Open Skies is a civil aviation term that refers to an agreement in which aircraft can fly between two countries without restrictions.
It is not a carte blanche that allows unfettered ingress by foreign aircraft. Rather, the degree of access is determined by the grant of some or all the nine freedoms of the air according to the International Civil Aviation Organisation.In many instances, the agreement allows direct flights from foreign countries to multiple destinations within a country.
Proponents of the Open Skies policy in Kenya have accused the national carrier Kenya Airways (KQ) of stifling tourism at the coast. This, they say, is through the prevention of traffic rights to other airlines, yet KQ is reluctant to launch direct flights from Europe to Mombasa.

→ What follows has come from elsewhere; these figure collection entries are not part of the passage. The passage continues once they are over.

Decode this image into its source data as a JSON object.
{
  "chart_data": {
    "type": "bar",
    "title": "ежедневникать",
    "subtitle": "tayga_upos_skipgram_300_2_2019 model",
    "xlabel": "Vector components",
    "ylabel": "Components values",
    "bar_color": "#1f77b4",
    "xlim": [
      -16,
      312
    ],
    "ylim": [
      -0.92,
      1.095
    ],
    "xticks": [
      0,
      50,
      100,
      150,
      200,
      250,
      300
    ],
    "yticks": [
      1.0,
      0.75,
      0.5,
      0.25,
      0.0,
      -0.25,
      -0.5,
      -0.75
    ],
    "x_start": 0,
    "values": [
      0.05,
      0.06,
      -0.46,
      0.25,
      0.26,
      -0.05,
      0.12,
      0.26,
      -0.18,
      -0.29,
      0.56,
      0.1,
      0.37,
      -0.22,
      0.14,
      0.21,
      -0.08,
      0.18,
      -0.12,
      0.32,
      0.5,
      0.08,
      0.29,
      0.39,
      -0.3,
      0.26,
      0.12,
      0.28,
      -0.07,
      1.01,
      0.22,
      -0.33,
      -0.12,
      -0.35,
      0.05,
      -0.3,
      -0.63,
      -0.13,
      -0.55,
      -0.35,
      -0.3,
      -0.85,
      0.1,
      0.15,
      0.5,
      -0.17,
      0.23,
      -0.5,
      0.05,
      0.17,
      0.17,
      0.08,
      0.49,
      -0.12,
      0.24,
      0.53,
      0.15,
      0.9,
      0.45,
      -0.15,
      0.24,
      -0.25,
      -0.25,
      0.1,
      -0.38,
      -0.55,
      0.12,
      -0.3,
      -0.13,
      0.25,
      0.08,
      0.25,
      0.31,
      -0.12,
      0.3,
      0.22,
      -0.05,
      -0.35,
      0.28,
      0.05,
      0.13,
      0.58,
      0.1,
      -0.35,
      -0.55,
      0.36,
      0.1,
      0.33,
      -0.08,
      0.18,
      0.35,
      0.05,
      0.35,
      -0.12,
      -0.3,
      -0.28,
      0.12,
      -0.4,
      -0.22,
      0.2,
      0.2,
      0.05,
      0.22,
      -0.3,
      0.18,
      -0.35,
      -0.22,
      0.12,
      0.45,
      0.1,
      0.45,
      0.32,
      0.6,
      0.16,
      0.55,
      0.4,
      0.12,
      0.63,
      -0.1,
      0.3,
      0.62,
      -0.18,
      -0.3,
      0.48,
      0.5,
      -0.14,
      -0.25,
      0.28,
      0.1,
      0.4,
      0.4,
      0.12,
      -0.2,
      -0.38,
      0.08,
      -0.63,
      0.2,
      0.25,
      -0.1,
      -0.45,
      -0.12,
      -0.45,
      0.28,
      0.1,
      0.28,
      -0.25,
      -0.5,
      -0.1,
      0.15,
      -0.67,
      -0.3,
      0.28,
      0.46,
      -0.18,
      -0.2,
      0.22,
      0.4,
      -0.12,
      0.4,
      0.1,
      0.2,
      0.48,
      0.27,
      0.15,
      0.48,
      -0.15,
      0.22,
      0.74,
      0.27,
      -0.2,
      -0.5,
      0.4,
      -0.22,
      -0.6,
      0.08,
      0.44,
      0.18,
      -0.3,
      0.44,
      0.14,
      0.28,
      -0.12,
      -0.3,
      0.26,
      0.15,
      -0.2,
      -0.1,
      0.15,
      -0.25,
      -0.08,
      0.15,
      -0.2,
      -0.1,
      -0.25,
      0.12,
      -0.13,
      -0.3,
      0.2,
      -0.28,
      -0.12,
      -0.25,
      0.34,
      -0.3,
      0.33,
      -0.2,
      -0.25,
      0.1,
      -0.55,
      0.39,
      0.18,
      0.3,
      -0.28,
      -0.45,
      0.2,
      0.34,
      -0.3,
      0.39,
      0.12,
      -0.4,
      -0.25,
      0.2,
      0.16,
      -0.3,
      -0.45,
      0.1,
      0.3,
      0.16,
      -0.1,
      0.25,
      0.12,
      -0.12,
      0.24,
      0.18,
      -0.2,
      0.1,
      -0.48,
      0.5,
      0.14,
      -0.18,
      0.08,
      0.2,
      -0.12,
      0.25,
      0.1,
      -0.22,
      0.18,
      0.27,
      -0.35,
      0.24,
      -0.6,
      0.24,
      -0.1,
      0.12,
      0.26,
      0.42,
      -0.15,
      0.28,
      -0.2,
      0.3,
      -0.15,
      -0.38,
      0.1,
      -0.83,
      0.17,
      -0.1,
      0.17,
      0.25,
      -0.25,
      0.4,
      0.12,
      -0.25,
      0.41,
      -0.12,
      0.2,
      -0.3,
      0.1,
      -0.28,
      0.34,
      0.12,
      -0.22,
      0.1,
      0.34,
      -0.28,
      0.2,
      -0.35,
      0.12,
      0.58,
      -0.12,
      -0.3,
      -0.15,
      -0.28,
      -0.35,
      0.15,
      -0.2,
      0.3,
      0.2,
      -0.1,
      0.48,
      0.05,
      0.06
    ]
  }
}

Information in the public domain shows the contrary. If anything, KQ is a major driver of tourism. Sixty-six per cent of the airline’s customers are tourists. KQ provides 10,000 seats weekly to and from Mombasa and Nairobi. At an average seat occupancy of 75 per cent, this translates to 1,000 passengers to the coastal city via KQ.
A case for foreign direct flights to Mombasa would have to be supported by numbers. As it is currently, no single source market to the coastal city boasts such numbers. All operators that seek to fly to Mombasa are via other points just as KQ is via Nairobi. For that reason, the operationalisation of Open Skies is a zero sum game. It is noteworthy that KQ, in the past, operated direct scheduled flights from Nairobi to London through Mombasa and to Johannesburg via Mombasa. The performance of these flights was consistently poor forcing the airline to suspend operations.
The travel and tourism sectors are like conjoined twins. They depend on each other to thrive. However, one notes that all successful and sustainable tourist destinations have direct linkages to national carriers or a functional domestic aviation sector. Empirical evidence attests to this. Examples of this are drawn from a study of the top five African countries that attracted the most tourists in 2018 and 2019. In 2019, Egypt had 13 million tourists, Morocco 12.9, South Africa 10.2, Tunisia 9.4, and Algeria 2.4. One indisputable fact is that all of these were facilitated by national carriers that enjoyed a lot of support from their governments.
Further, proponents of the Open Skies allude to shadowy figures as being behind the frustration of the policy. They blame “monopolistic cartels” and “fetid regulations” for the restriction of free air movement. Yet international airline access is controlled by Bilateral Air Service Agreements (Basas) which are negotiated on the basis of reciprocity.
It then becomes foolhardy to grant foreign carriers unfettered access to Kenya’s airports when the same access is denied KQ. Basas are only mooted when they facilitate common good and interests. In addition, most countries limit access to some airports as principal gateways to support the growth of their local aviation industries.
Open Skies is not necessarily a bad idea. It is just that it must be implemented systematically with controls to avoid abuse by the big players who would kill local airlines. There are also safety and security considerations. A lot of regulations are therefore developed based on and in full compliance with international standards guided by the Warsaw Convention. Regular audits are conducted to ensure compliance. Any Open Skies agreements must lend themselves to such audits and go through all the regulatory hoops.
There is great value for a country in developing a strong travel hub. Addis Ababa, Dubai, Qatar, and Amsterdam are hubs that are reaping huge benefits without Open Skies proving that the problem with Mombasa tourism is not flights or access. Rather, it is the product which is inferior to many beach destinations. Beach boys and all-inclusive budget accommodation certainly put a damper on what should be a premium destination. No doubt proponents of Open Skies are sincere. But on this, they are sincerely wrong!